Effect of adrenaline on the post-tetanic potentiation in mouse skeletal muscle

We report the influence of adrenergic stimulation on the amplitude and time course of post-tetanic potentiation of twitch contraction. This was complemented by measurements of the peak of [Ca2+](i) transients in twitches and of the level of myosin light chain 2 (LC2) phosphorylation, before, 20 and 300 s after the conditioning tetanus. Soon after the tetanus, twitch potentiation and increases of LC2 phosphorylation and of [Ca2+](i) peak were similar in control conditions and in the presence of adrenaline. In control conditions, twitch potentiation, LC2 phosphorylation and [Ca2+](i) peak returned to, or close to, pre-tetanic values in 300 s. On the contrary, in the presence of adrenaline, twitch potentiation and LC2 phosphorylation were partially or fully maintained respectively, while the increase of [Ca2+](i) peak was not. This situation allowed us to analyse the relative contributions of elevated LC2 phosphorylation and [Ca2+](i) peak in the twitch post-tetanic potentiation phenomenon. Moreover, it was shown that the increase of LC2 phosphorylation (up to 0.5 mol P/mol LC2) affected neither the kinetic parameters of the twitch nor the maximal velocity of shortening.
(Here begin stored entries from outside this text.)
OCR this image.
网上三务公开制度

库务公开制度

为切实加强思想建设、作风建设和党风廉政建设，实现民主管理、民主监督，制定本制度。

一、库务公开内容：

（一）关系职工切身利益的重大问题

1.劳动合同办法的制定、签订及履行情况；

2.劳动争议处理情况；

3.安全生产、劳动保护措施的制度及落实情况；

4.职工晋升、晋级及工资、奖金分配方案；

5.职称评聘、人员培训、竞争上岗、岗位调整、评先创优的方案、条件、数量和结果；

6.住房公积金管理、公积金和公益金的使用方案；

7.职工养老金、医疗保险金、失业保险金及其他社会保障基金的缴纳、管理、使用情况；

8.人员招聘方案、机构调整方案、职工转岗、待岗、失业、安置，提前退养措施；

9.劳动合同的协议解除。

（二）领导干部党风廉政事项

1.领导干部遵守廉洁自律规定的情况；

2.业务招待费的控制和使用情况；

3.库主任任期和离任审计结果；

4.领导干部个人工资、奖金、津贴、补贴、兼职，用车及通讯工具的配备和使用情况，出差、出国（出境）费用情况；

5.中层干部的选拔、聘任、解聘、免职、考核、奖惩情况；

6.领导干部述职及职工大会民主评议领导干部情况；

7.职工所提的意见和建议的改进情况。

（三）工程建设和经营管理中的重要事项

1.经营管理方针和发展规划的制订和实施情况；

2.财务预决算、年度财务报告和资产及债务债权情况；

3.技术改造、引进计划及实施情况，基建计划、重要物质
It is proposed that the maintenance of LC2 phosphorylation in the presence of adrenaline results from the inhibition of myosin light chain phosphatase. This could be achieved through the production of the active, phosphorylated form of the inhibitor-1, an endogenous inhibitor, which binds to the catalytic sub-units common to class 1 protein phosphatases.